As I ran a code blue on the bed spread, Sumie began showering Mimi, who immediately decided to slip in the bath tub and let out a wail so piercing that it very well may be the clarion call of the zombie apocalypse.  Our guests,  traumatized I'm sure, continued  to eat and converse in the living room as Sumie and I scurried to hide the horror of our toddler's creation.  It was a full 20 minutes until Mimi was subdued and the laundry was running downstairs. 

The party ended on a high note, though (good pie and even better macaroons), and Mimi made up for her blunder with lots of kisses and hugs as our friends made their way out.  Even when Mimi horrifies, she can still cute her way out of it. 

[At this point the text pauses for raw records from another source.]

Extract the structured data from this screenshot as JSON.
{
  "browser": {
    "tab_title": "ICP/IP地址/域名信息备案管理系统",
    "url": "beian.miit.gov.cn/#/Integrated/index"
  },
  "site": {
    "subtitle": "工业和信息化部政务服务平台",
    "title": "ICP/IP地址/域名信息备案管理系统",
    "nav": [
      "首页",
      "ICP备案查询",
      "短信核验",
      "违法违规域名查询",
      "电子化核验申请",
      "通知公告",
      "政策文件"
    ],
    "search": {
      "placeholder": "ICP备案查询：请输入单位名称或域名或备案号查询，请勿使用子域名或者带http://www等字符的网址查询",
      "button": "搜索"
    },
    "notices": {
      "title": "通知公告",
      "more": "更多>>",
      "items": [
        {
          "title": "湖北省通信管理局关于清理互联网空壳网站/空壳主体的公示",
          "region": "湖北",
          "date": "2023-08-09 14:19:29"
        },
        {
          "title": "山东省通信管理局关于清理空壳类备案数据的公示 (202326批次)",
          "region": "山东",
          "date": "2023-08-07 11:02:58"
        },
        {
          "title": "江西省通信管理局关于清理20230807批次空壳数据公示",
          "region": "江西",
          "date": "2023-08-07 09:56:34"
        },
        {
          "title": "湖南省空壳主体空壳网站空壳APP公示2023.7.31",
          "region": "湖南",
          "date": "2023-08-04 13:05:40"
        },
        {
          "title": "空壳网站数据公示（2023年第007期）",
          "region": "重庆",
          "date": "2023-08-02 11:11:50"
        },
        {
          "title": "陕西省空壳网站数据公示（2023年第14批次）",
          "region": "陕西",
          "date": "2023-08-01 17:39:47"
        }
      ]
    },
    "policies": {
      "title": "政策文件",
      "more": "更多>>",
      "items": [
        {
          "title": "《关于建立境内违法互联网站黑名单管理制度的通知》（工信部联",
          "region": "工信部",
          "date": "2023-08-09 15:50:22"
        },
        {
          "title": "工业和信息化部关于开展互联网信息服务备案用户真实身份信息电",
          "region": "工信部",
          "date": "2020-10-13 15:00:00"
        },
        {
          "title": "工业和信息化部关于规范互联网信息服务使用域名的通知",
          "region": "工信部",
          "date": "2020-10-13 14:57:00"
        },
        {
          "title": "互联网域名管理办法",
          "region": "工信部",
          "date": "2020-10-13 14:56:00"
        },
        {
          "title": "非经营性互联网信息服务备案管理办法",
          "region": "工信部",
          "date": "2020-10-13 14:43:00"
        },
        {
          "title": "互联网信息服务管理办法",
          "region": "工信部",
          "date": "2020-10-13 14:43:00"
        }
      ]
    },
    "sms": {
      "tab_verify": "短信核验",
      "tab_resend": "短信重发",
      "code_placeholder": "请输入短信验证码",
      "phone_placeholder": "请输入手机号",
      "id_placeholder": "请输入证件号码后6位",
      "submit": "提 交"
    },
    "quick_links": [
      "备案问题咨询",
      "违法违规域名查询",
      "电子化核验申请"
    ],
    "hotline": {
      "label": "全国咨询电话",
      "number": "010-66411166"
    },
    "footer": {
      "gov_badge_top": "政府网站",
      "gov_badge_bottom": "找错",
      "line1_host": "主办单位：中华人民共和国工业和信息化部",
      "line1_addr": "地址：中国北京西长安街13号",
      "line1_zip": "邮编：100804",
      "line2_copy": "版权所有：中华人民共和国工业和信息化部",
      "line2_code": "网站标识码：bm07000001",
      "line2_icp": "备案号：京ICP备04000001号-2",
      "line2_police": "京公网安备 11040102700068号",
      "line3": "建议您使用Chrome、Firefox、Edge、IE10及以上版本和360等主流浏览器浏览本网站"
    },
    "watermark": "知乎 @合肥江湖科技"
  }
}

It wasn't the most restful of weekend, but it was a memorable one.  And that's important when we're so busy.  So much can get lost in the rush of things, but Mimi always has a way of making sure we never overlook her.  Even tonight, after a weekend we won't soon forget, Mimi managed to put a final, personal stamp on our day.  Halfway through this blog post I heard some serious struggling from Mimi's room.  I stopped, listened, and then went back to writing.  A few minutes later I heard a few clunks and clangs and then a "Papa!"  Mimi didn't sound worried.  She didn't sound in pain.  It sounded like she wanted to show me something.  When I walked in, I discovered I was right.
Honestly.  No one but Mimi could think a massive wire rack is the best way to polish off an already overcrowded crib.  When I put her down she was wearing pajamas, and was cuddled with a two blankets and a few stuffed animals.  Half an hour later I discovered that Mimi - in the dark, mind you - had decided to strip off her clothes, move every single item she could lift into her crib, and then jump back in.  I suppose, at the end of the day and the end of the weekend, there is no explaining the toddler mind.  One just jumps in, buckles up, and hangs on.  It is, despite the insanity, still a rather enjoyable ride.